Best advice I received
My mentor, Sabina Chopra, had said, 'don't take fashion too seriously. Know that you've done your best and never second-guess'.
Overcoming defeatist moments
[They come every day]. I don't have formal training in fashion. I had this romantic idea about making beautiful clothes, but the fashion business is a deep, dark hole. I ask myself, will I be able to sustain myself while being true to my clothes. I guess the only way to get an answer is to be true to your brand philosophy.

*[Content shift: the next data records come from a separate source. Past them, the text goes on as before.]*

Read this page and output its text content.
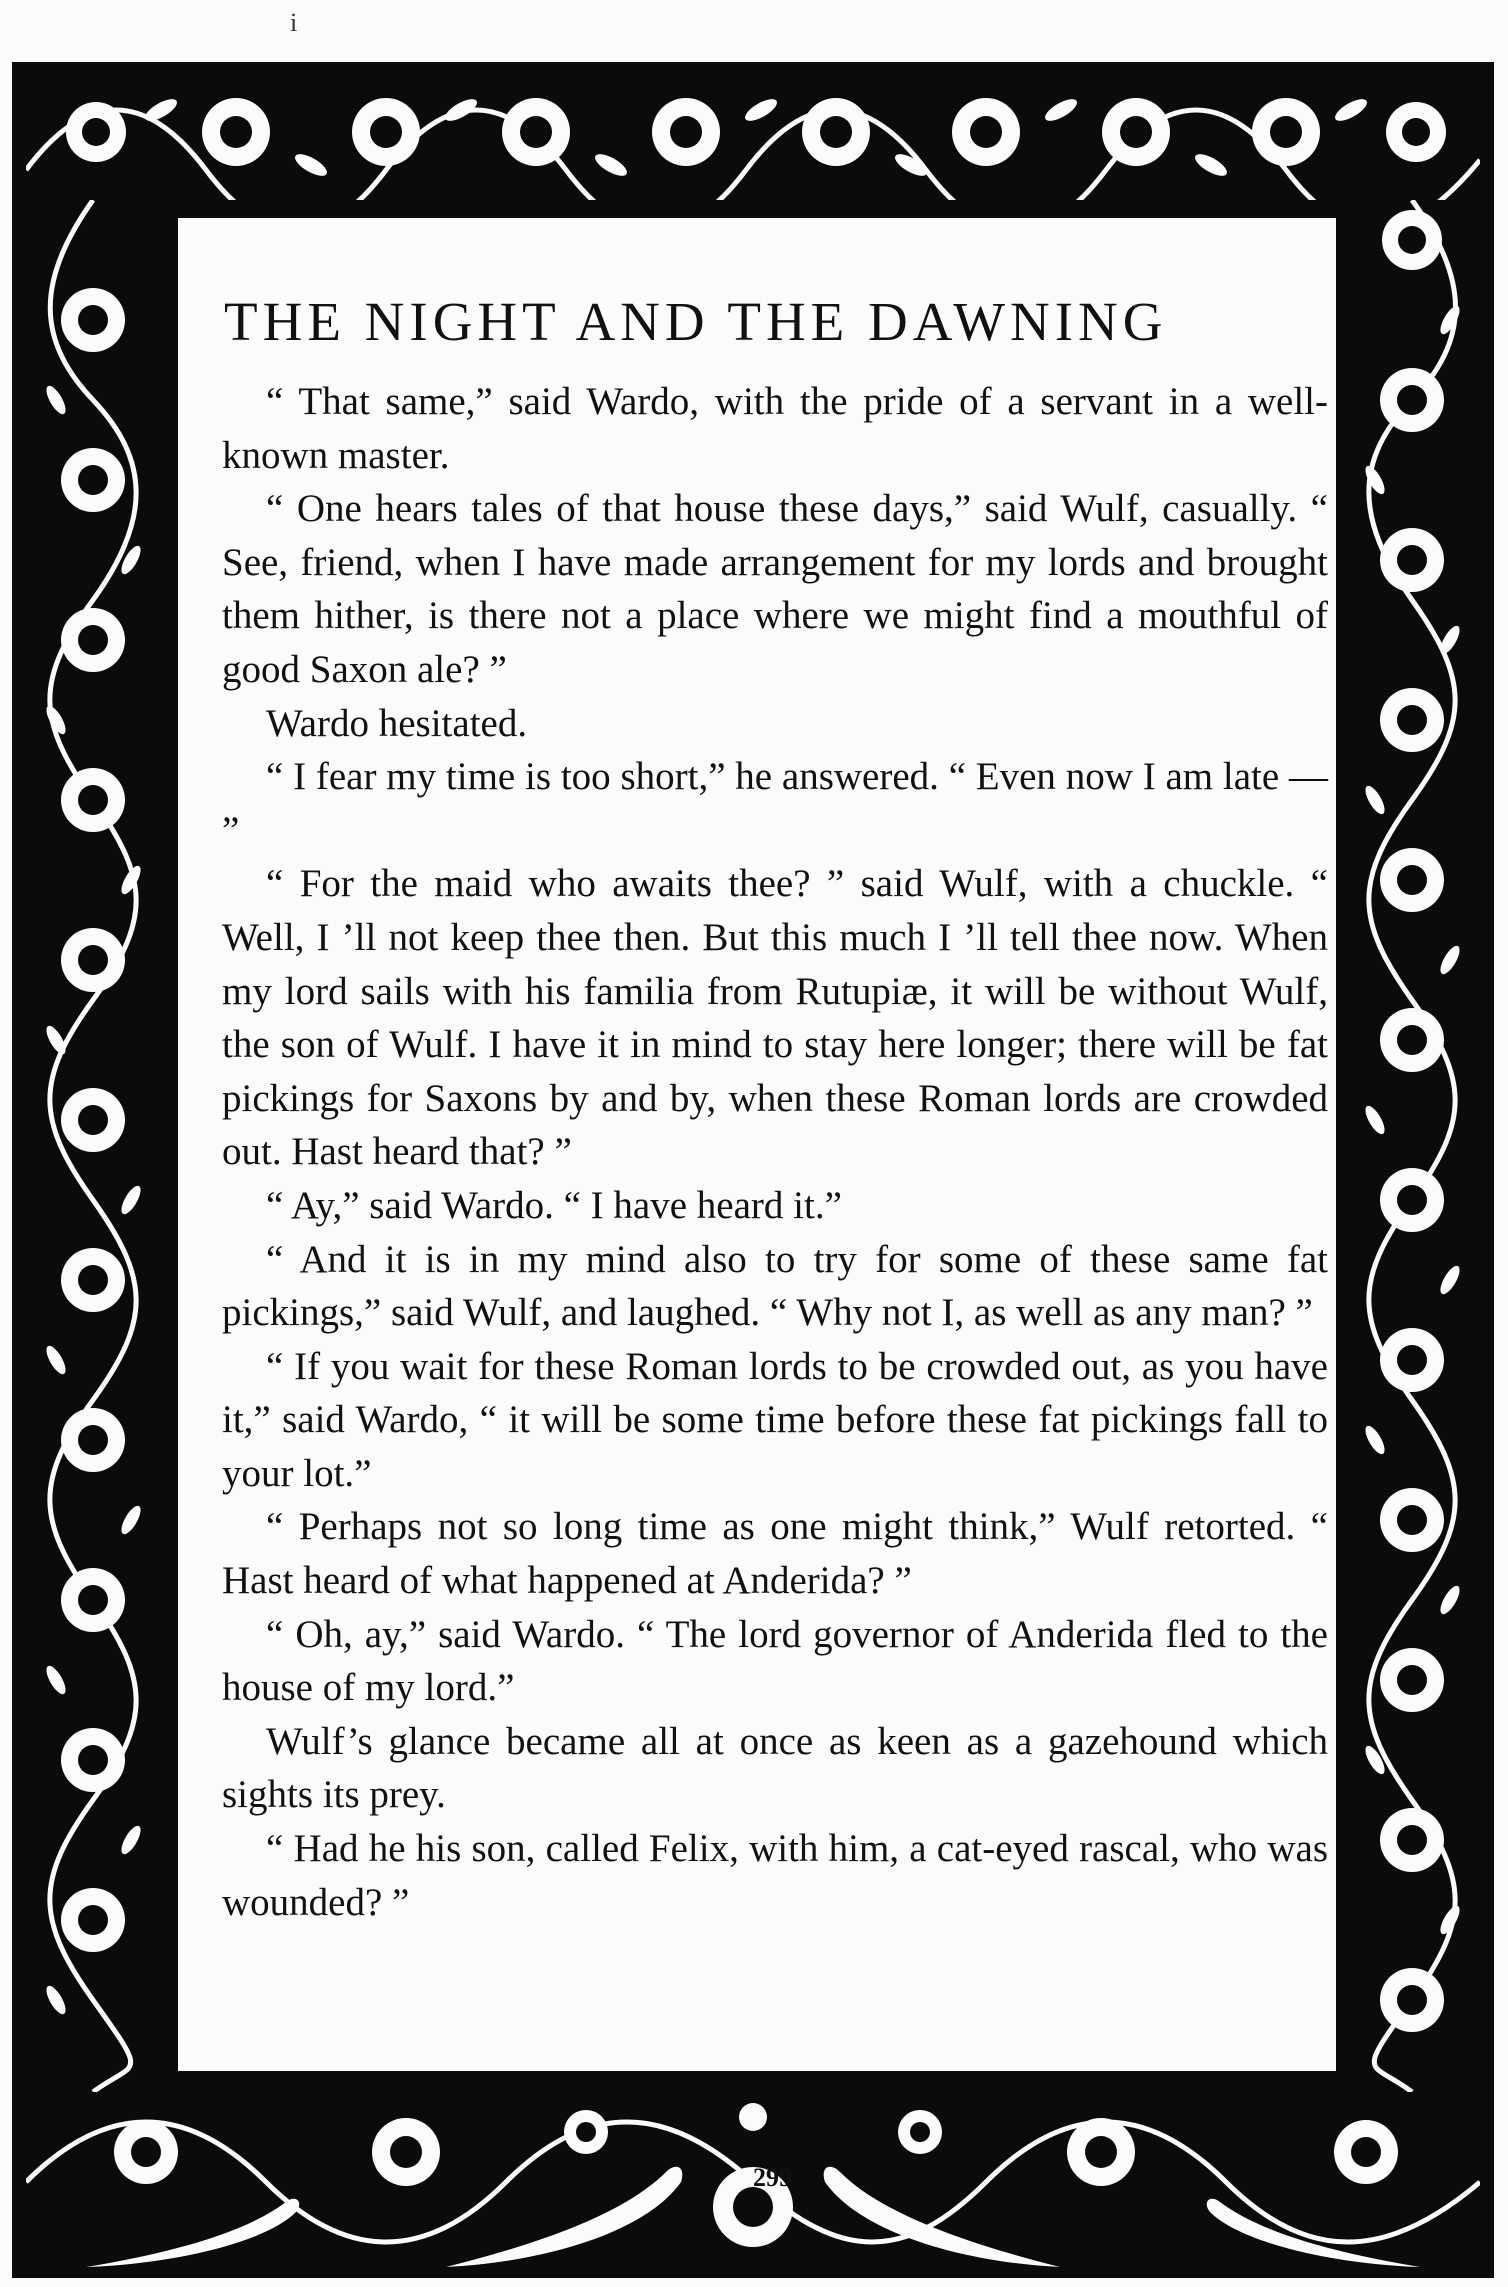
i
THE NIGHT AND THE DAWNING

“ That same,” said Wardo, with the pride of a servant in a well-known master.

“ One hears tales of that house these days,” said Wulf, casually. “ See, friend, when I have made arrangement for my lords and brought them hither, is there not a place where we might find a mouthful of good Saxon ale? ”

Wardo hesitated.

“ I fear my time is too short,” he answered. “ Even now I am late — ”

“ For the maid who awaits thee? ” said Wulf, with a chuckle. “ Well, I ’ll not keep thee then. But this much I ’ll tell thee now. When my lord sails with his familia from Rutupiæ, it will be without Wulf, the son of Wulf. I have it in mind to stay here longer; there will be fat pickings for Saxons by and by, when these Roman lords are crowded out. Hast heard that? ”

“ Ay,” said Wardo. “ I have heard it.”

“ And it is in my mind also to try for some of these same fat pickings,” said Wulf, and laughed. “ Why not I, as well as any man? ”

“ If you wait for these Roman lords to be crowded out, as you have it,” said Wardo, “ it will be some time before these fat pickings fall to your lot.”

“ Perhaps not so long time as one might think,” Wulf retorted. “ Hast heard of what happened at Anderida? ”

“ Oh, ay,” said Wardo. “ The lord governor of Anderida fled to the house of my lord.”

Wulf’s glance became all at once as keen as a gazehound which sights its prey.

“ Had he his son, called Felix, with him, a cat-eyed rascal, who was wounded? ”

299
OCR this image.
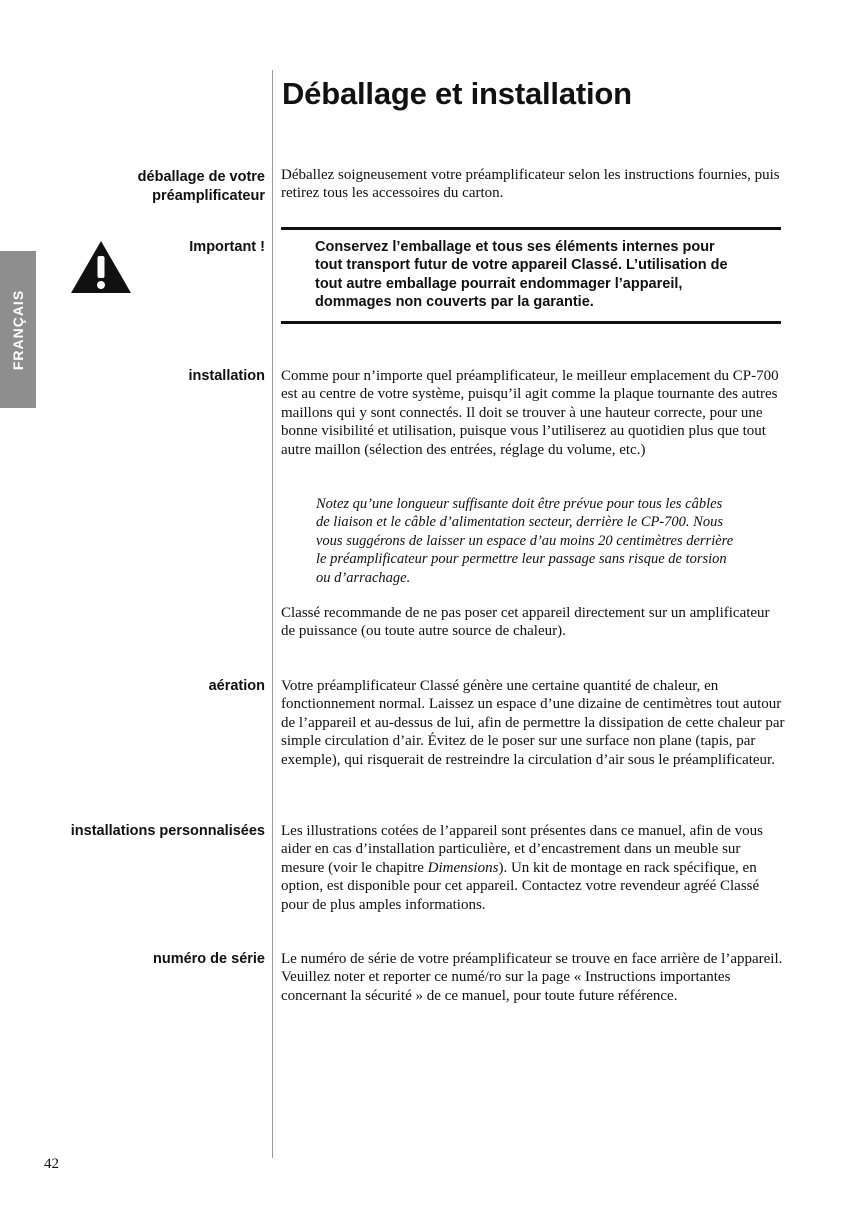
FRANÇAIS
Déballage et installation
déballage de votre
préamplificateur

Déballez soigneusement votre préamplificateur selon les instructions fournies, puis retirez tous les accessoires du carton.

Important !	Conservez l’emballage et tous ses éléments internes pour tout transport futur de votre appareil Classé. L’utilisation de tout autre emballage pourrait endommager l’appareil, dommages non couverts par la garantie.

installation Comme pour n’importe quel préamplificateur, le meilleur emplacement du CP-700 est au centre de votre système, puisqu’il agit comme la plaque tournante des autres maillons qui y sont connectés. Il doit se trouver à une hauteur correcte, pour une bonne visibilité et utilisation, puisque vous l’utiliserez au quotidien plus que tout autre maillon (sélection des entrées, réglage du volume, etc.)

Notez qu’une longueur suffisante doit être prévue pour tous les câbles de liaison et le câble d’alimentation secteur, derrière le CP-700. Nous vous suggérons de laisser un espace d’au moins 20 centimètres derrière le préamplificateur pour permettre leur passage sans risque de torsion ou d’arrachage.

Classé recommande de ne pas poser cet appareil directement sur un amplificateur de puissance (ou toute autre source de chaleur).

aération Votre préamplificateur Classé génère une certaine quantité de chaleur, en fonctionnement normal. Laissez un espace d’une dizaine de centimètres tout autour de l’appareil et au-dessus de lui, afin de permettre la dissipation de cette chaleur par simple circulation d’air. Évitez de le poser sur une surface non plane (tapis, par exemple), qui risquerait de restreindre la circulation d’air sous le préamplificateur.

installations personnalisées Les illustrations cotées de l’appareil sont présentes dans ce manuel, afin de vous aider en cas d’installation particulière, et d’encastrement dans un meuble sur mesure (voir le chapitre Dimensions). Un kit de montage en rack spécifique, en option, est disponible pour cet appareil. Contactez votre revendeur agréé Classé pour de plus amples informations.

numéro de série Le numéro de série de votre préamplificateur se trouve en face arrière de l’appareil. Veuillez noter et reporter ce numé/ro sur la page « Instructions importantes concernant la sécurité » de ce manuel, pour toute future référence.

42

Advice for the upcoming lot
Have confidence and hold your ground. Do what you love, and you'll find like-minded people who appreciate your work.
Rahul Mishra
Gen Next debut: 2006
Advice for the upcoming lot
Go slow, and don't be hung up on becoming a big designer; it's [the tag] subjective anyway. It's not a bad idea to be a team person and work for a designer, understand the business from the inside [before you go solo]. Partying and networking with cool people does not help build a brand. Whether it's India or Paris, I go to bed at 10.30 pm. Prioritise your life and work; only a healthy designer can design healthy clothes.
Ujjawal Dubey
Gen Next debut: 2014
Then and now
The first piece I ever made called Zufar (Afghani for courage) comprised a three-layer set of dhoti pants, kurta and summer jacket. I did not want to update the piece for this show. It's evergreen and we still get orders for it.
Overcoming defeatist moments
It's momentary. The calm high of creating clothes overtakes everything else.
Advice for the upcoming lot
I am trained in textiles, not fashion; I can't really cut and sew, for instance. It's not necessary to have those specific skills. All you need is a high level of conviction.